Maybe they’re trying to track DV down from his sub days.
Praise from Communists would surprise you?
Now Miscreant, that was damn funny. I actually laughed out loud.
Of course, not all Russians are communists anymore, and vice versa. Indeed, they have embraced the thuggish style of capitalism. But anyway…
Is there sarcasm in the Russian language?
Did the comment include a link? If so, it likely was spam, of the kind we sometimes see in English: “I totally agree. Keep up the good work.” In which one of these words is a link to http://www.sellyouprescriptions.com or some shit like that.
I’ve seen a few of those in Chinese lately.
Of course, parody and sarcasm usually need a snark tag in translation.
“I totally agree. Keep up the good work.”
I take these at face value.
Ya govaryu nemnovo po-ruskii. Ya izuchal russki yazik v Universichetckie Kentucke v 1975-6 godae.
Unfortunately, I don’t have a Cyrillic keyboard, so that’s the transliterated version. When I have tried to copy and paste some Cyrillic characters on my site, it worked when I was using WordPress 1.5.2, but when I upgraded to 2.5.1, it ceased working.
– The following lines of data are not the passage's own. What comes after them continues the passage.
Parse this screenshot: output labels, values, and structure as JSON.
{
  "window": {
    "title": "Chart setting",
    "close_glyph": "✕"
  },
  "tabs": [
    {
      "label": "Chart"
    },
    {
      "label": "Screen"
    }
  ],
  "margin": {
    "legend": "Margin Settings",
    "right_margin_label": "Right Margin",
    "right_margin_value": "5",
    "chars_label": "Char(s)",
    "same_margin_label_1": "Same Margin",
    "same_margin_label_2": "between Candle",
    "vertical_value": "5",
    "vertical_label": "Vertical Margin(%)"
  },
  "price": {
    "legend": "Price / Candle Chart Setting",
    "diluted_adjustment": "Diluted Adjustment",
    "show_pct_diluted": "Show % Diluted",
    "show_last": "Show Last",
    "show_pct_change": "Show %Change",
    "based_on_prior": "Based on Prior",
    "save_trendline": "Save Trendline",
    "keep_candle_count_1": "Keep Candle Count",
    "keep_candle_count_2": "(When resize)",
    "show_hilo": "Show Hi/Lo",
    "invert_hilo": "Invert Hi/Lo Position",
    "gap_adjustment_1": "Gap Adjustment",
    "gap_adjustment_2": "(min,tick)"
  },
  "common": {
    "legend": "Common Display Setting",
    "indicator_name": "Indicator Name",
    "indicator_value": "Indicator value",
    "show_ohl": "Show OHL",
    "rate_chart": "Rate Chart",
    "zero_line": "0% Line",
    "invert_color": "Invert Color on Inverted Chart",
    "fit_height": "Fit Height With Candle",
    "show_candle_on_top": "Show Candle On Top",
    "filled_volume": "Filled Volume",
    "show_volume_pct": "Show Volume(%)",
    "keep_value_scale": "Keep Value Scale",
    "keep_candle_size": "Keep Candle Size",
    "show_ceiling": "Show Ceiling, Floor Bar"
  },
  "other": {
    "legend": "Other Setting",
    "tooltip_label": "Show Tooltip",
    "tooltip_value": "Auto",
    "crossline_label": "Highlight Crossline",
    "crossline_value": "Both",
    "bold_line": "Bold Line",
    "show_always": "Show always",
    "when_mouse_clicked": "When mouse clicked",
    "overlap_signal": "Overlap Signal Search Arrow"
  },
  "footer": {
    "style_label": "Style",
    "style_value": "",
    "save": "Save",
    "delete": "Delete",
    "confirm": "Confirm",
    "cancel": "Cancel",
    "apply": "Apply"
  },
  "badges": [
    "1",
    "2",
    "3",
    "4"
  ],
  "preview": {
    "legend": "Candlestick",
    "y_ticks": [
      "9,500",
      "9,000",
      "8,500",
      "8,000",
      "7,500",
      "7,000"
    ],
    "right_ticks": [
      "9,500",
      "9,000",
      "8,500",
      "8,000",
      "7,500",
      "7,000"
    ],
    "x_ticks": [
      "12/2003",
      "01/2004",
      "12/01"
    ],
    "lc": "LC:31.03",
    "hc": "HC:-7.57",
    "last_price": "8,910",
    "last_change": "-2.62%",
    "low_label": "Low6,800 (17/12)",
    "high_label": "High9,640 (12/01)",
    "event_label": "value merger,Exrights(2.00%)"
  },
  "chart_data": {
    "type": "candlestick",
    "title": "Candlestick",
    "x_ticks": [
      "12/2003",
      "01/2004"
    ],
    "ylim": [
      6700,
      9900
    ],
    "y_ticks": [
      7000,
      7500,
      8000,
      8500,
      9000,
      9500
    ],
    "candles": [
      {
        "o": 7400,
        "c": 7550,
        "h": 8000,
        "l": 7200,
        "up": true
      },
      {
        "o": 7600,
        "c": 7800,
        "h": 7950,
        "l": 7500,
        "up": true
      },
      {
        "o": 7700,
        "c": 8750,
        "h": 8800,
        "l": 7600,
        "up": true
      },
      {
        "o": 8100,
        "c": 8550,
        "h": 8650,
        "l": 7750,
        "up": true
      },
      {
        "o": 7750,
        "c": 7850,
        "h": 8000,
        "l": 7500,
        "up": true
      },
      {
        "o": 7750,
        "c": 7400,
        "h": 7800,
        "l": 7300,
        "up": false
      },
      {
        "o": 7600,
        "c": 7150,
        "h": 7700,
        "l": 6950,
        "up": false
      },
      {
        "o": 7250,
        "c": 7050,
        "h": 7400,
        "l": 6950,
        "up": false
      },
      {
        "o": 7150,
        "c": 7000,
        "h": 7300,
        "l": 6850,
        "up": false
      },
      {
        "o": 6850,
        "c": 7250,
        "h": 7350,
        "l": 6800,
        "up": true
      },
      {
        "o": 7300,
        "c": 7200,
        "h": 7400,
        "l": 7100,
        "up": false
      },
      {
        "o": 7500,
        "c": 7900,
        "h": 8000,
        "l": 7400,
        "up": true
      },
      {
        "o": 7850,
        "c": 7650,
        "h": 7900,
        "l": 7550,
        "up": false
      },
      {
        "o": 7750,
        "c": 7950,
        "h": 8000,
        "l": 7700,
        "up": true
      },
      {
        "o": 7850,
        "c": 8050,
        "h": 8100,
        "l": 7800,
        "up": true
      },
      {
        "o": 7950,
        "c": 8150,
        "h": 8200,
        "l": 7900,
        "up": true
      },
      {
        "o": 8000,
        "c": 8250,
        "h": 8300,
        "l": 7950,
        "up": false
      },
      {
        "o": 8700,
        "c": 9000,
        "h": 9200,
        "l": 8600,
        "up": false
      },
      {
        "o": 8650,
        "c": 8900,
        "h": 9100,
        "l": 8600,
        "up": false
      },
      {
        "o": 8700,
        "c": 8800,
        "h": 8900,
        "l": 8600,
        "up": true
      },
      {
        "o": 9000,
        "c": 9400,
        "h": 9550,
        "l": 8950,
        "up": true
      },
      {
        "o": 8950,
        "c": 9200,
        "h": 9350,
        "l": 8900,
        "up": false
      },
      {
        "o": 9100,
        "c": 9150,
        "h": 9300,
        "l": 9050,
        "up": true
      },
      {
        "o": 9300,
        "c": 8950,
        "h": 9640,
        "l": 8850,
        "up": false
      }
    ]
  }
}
By the way, nemnovo po-ruskii means a little Russian! I was a lot better when I was graduated, but haven’t had anyone with whom to converse in Russian in decades, so I’m losing the language.
By the way, как у автора is more likely to mean “who is the author.” Quite frankly, I’d have to dig out an old Russian dictionary to translate the whole thing.
One of the things about Russian is that direct translations yield an idiom that is very strange to English speakers. For example kak vyi zavut is the question, “what is your name,” but directly translates as “what are you called.”